As it happens, C of E and Catholic schools have been around a long time and enroll maybe a quarter or third of British pupils. While their Christian quality is often attenuated, what’s there is enough to make a big difference in results. Tony Blair and his education advisors noticed that, so they made expansion of the system of faith schools a national goal. Since this is present-day England, that meant they had to offer equal state support to schools for other faiths, in particular Islam.
Then came September 11, and battles between Muslims and whites in the North of England. Various activists, organizations and deep thinkers who had never liked the idea came out denouncing faith schools as hotbeds of bigotry and educational apartheid. Proposals like quotas for atheists and infidels and other ways of loosening the religious connection and so taming the beast were put forward.
Tame the beast enough to make it multicultural, of course, and you recreate the problems of the general state schools. The issue goes to the heart of the contradictions of the established order. Faith, and the local cohesion of substantive communities, are offenses against that order, and its admiring servants loathe and would love to eradicate them. On the other hand, faithlessness and incoherence don’t work as a social matter, and ersatz faiths like “tolerance” can only fill the gap in secondary ways. They can’t provide the love that makes the world go ’round.

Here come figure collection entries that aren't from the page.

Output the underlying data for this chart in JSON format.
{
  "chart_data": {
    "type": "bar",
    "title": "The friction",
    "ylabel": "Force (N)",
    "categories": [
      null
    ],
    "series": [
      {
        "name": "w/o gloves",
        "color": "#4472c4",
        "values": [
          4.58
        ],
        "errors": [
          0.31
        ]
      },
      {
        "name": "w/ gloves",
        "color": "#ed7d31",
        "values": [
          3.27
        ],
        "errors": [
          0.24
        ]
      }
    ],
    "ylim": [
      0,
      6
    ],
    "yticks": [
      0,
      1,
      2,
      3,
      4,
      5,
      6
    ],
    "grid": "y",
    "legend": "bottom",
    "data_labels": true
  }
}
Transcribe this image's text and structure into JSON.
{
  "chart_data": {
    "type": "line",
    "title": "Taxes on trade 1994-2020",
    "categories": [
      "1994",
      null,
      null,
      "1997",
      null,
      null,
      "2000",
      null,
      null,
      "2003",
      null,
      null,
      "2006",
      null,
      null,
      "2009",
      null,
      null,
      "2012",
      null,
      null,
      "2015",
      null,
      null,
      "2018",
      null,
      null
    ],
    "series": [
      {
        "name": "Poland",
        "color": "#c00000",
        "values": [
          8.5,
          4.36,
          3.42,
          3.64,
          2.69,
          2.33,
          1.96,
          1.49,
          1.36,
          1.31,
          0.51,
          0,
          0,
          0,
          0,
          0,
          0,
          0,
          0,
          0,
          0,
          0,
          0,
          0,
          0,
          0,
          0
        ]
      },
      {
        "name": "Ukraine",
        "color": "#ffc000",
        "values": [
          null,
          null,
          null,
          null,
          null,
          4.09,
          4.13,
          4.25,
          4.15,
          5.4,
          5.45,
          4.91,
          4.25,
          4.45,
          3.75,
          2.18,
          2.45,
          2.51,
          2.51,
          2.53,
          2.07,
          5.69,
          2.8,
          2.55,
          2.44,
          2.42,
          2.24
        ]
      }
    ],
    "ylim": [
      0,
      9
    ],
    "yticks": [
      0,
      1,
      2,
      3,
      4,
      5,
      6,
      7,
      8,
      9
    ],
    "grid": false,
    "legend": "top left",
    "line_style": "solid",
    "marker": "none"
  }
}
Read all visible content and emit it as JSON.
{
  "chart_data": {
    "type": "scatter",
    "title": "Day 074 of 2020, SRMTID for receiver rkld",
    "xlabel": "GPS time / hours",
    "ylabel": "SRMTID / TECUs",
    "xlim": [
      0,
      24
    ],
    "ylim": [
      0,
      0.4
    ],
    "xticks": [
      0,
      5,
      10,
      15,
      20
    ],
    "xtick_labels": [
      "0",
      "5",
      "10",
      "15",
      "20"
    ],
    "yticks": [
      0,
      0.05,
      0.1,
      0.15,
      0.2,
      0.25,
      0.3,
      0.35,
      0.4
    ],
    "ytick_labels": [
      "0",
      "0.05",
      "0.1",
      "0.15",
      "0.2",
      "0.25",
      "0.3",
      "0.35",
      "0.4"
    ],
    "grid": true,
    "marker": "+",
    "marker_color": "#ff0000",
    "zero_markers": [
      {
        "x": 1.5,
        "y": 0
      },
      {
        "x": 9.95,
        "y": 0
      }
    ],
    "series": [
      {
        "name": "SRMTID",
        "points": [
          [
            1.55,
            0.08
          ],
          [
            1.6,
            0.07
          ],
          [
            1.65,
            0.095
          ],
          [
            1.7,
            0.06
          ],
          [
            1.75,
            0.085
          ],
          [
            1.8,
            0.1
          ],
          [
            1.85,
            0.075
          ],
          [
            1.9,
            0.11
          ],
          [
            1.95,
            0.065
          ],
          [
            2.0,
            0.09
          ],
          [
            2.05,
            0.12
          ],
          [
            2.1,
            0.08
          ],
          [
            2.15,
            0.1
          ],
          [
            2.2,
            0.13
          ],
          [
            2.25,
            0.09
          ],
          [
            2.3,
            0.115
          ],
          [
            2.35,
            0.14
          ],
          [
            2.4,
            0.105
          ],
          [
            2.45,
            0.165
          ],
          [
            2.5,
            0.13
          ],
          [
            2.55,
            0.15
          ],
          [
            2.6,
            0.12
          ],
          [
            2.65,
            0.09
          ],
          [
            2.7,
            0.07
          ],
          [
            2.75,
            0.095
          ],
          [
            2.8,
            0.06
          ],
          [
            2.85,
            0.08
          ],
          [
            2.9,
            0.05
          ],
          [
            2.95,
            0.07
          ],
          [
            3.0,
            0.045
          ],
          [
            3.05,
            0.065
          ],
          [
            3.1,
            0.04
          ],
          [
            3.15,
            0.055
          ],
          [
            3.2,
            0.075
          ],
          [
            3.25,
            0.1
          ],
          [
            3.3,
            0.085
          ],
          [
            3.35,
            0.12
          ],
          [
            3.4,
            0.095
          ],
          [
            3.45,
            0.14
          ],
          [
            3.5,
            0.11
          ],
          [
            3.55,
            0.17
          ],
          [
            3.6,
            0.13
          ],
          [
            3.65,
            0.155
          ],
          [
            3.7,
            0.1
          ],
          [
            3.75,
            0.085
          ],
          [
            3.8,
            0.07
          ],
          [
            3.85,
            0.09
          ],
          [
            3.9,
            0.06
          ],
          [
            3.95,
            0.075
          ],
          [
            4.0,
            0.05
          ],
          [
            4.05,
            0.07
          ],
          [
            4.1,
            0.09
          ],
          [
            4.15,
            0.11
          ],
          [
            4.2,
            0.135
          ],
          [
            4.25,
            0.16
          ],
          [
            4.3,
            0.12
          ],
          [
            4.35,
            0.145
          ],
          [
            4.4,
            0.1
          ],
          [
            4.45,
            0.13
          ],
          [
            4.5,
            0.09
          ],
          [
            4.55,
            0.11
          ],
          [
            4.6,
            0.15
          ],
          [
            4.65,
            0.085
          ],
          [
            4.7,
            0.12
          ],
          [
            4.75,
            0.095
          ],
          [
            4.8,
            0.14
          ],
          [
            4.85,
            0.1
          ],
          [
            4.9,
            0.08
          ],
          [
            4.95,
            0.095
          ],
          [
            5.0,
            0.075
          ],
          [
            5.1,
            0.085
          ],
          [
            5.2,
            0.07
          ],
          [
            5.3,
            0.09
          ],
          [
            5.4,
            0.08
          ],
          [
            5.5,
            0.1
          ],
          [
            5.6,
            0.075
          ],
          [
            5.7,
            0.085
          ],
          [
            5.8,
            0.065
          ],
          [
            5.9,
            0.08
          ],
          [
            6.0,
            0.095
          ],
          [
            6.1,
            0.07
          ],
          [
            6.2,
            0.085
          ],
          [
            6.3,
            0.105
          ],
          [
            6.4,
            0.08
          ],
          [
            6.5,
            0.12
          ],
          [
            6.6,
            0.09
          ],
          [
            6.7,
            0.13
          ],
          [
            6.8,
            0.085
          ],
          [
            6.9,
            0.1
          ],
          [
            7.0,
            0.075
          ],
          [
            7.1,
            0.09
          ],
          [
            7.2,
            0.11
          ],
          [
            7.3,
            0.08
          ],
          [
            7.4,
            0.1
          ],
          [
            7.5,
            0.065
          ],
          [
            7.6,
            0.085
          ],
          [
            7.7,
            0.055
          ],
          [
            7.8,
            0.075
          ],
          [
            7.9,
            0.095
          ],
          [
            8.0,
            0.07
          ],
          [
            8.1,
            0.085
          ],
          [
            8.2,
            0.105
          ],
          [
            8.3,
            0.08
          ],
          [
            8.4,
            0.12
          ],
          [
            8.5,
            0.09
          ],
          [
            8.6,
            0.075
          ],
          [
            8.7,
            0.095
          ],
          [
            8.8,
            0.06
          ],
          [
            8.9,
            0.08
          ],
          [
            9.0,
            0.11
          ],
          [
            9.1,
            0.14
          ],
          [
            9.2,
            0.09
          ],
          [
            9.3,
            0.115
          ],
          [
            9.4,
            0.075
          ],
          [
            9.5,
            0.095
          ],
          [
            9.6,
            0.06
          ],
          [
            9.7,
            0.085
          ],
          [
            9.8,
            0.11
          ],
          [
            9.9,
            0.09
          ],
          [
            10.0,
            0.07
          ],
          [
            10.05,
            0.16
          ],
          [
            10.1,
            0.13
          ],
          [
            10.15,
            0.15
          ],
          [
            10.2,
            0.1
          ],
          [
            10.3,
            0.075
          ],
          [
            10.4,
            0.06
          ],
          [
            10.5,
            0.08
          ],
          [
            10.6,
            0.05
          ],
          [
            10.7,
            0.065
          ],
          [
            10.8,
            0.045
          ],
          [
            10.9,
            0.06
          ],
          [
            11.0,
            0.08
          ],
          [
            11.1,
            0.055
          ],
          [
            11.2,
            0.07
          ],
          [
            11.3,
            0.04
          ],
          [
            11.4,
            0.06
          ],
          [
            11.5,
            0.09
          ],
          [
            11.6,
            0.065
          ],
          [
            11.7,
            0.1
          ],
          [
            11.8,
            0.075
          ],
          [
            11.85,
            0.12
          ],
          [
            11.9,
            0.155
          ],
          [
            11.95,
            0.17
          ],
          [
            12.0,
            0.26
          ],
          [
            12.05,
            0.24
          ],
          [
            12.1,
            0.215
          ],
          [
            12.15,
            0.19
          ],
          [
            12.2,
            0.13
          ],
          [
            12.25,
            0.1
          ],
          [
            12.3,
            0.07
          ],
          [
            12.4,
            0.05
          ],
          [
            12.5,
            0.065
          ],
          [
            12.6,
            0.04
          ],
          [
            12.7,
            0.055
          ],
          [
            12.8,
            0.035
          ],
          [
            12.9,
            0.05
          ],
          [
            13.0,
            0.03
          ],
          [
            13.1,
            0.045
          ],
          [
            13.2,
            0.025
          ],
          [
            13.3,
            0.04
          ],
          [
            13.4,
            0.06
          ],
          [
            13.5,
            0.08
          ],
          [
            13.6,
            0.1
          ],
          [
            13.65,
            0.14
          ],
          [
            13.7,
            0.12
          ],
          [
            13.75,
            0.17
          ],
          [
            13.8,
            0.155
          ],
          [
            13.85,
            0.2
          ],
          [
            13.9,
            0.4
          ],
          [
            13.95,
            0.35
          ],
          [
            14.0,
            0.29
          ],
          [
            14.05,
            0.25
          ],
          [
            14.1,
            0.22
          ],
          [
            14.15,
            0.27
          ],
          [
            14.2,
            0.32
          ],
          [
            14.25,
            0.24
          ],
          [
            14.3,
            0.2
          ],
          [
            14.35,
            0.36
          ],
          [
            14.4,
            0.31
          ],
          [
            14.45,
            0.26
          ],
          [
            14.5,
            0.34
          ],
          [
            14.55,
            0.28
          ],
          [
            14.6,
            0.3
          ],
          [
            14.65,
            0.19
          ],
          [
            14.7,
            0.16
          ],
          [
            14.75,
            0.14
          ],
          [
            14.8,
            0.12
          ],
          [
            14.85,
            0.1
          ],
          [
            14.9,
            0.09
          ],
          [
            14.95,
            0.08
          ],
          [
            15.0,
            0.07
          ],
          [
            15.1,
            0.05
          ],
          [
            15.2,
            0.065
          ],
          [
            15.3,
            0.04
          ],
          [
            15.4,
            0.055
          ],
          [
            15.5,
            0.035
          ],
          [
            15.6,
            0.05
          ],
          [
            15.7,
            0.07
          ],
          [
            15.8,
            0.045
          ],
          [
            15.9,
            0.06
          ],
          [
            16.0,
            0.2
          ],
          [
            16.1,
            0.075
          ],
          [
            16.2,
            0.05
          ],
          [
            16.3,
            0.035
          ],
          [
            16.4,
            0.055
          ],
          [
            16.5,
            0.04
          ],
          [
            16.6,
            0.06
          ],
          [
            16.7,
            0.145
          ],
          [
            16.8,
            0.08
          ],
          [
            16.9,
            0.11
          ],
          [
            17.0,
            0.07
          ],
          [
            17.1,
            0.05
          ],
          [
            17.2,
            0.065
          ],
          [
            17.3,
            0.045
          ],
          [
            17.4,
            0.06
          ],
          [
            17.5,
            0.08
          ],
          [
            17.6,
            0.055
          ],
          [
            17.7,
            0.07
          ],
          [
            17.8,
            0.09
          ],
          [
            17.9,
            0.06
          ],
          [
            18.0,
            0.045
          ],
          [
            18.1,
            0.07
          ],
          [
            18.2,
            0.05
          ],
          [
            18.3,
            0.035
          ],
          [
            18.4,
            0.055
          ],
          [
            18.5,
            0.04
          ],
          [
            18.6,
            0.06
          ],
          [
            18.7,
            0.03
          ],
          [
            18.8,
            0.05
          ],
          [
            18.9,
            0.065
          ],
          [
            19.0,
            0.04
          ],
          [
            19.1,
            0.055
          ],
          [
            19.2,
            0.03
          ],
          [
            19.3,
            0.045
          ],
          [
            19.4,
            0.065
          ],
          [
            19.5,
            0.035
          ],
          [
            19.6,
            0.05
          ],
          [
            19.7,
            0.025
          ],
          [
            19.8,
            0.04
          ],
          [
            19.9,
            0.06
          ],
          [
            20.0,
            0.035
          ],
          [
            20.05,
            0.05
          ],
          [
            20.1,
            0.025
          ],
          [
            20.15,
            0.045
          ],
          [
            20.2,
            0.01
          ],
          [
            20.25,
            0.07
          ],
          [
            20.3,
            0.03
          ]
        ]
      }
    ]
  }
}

In this as in all ways the left/liberal state is parasitic. It can’t motivate the direction and cohesion, the public spirit and standards, that it needs to exist. That means it can’t be as enthusiastic as it would like in rooting out the bigotries (as it sees them) that are necessarily intertwined with things necessary to it. Hence the bad conscience of liberals, a bad conscience that results from their failure to be more inhuman than the constitution of reality allows.